On a évoqué le cas Polanski. Rappelons que la plaignante avait retiré sa plainte contre le réalisateur. Certes, elle était mineure au moment des faits, circonstance aggravante, mais ce n’est pas ce seul fait qui a motivé la continuation des poursuites. Il a été « de surcroît » stipulé (further alleged) que la jeune fille était mineure, mais l’essentiel restait qu’elle « n’était l’épouse du défendant », lequel avait commis « lewdly (…) a lewd and lascivious act upon and with the body an certain parts and members thereof… ».

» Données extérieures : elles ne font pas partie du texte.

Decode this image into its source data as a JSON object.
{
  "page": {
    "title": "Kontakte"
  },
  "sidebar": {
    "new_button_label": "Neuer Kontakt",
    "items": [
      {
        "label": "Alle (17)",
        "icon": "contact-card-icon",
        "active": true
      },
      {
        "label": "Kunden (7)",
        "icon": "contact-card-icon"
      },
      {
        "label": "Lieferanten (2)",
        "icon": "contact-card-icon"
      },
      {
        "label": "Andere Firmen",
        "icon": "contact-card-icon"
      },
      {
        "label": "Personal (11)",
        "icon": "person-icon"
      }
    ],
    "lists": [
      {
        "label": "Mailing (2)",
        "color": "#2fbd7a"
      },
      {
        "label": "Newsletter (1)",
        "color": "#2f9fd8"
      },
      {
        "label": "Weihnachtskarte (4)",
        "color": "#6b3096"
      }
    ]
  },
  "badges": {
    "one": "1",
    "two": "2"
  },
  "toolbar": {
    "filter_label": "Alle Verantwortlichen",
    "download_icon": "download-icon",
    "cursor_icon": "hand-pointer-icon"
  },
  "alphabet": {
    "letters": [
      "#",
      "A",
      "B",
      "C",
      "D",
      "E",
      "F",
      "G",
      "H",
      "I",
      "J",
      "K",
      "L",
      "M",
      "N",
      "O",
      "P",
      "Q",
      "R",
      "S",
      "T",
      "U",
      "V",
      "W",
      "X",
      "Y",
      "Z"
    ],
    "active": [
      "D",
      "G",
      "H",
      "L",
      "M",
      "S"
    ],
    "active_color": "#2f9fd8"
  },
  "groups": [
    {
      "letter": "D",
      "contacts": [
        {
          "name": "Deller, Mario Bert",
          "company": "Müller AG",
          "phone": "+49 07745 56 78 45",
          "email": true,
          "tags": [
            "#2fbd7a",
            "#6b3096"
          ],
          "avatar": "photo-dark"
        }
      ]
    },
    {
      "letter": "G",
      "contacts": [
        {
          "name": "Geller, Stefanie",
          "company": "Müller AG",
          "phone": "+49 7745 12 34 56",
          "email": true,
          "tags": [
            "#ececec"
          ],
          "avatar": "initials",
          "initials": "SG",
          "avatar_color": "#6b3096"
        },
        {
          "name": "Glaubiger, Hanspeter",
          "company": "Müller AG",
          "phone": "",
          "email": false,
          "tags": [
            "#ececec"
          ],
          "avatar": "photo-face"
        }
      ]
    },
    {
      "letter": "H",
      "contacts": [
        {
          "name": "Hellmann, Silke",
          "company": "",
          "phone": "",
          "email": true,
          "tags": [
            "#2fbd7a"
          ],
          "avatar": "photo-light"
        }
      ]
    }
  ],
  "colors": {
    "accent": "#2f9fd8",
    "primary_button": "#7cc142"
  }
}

Un commentateur, Toby Young, a évoqué le livre de Tom Wolfe,Le Bûcher des vanités. Pour le système judiciaire de New York, un cas comme celui de DSK, estime-t-il, c’est « Biscuit City ! » (du nanan, un régal, l’aubaine). « C’est la cerise sur le gâteau pour les fonctionnaires mal payés des services de l’Attorney. ». Et pour Jeffrey Shapiro, donc ! Jeffrey Shapiro est l’avocat d’Ophelia qui, en sus, est « veuve ». Et sa cliente « ne peut rentrer chez elle, ne peut se rendre à son travail ! ». De plus, selon NBC, du sperme aurait été trouvé sur les lieux (la suite 2806 du Sofitel). Attendez-vous à savoir qu’aucun détail, même le plus infime. La caution d’un million de dollars ? Elle a été virée par Anne Sinclair sur le compte d’Ira Judelson, l’intermédiaire chargé de la caution, qui joue au basketball avec des greffiers et des magistrats. On donne les détails sur la taille de la cellule de DSK, sur son menu du jour. Linda Fairstein, l’ancienne procureure de la section des « Sex Crimes » du district de Manhattan, considère qu’il va longuement être question de la « condition émotionnelle » de la victime. Là, formidables débats en vue : Jeffrey J. Shapiro s’adjoindra peut-être une ou des pointures de la renommée de Benjamin Brafman, l’avocat de DSK. Déjà, ABC News a interrogé un psy pour évoquer l’obsession sexuelle (« ses transgressions passées et ses deux précédents mariages peuvent évoquer un désordre sexuel ») du prévenu DSK.

Brigitte Guillemette, seconde épouse de DSK, peut bien supposer, à propos du déjeuner avec leur fille, Camille, que la police de New York a falsifié l’horaire présumé de l’agression, le « problème de braguette » (« zipper problem », pour Vanity Fair), l’emportera.

La France étant cette fois du « bon côté » en Libye, le mouvement Tea Party et d’autres ne vont sans doute pas redoubler de virulence contre l’« infâme violeur », mais DSK ne sera pas épargné. En fait, c’est plutôt au FMI que la droite américaine (et Fox News) s’en prend à cette occasion. En revanche, on s’interroge dans l’Amérique profonde : la condition sociale d’Ophelia a-t-elle incité DSK a user du (en français dans le texte) « droit de cuissage » ? Comme l’écrit Michelle Miller, de CBS, ce n’est que le début du « cirque médiatique ». Stay tuned! Et puis, Arnold Schwarzenegger vient de divorcer de Maria Shriver. Aucun rapport ? L’ennui, c’est que ses « turpides » passées remontent à la surface, au mauvais moment pour DSK. Comptez sur la presse pour trouver d’autres cas similaires, qui fourniront peut-être une sorte de « toile de fond » au cas DSK.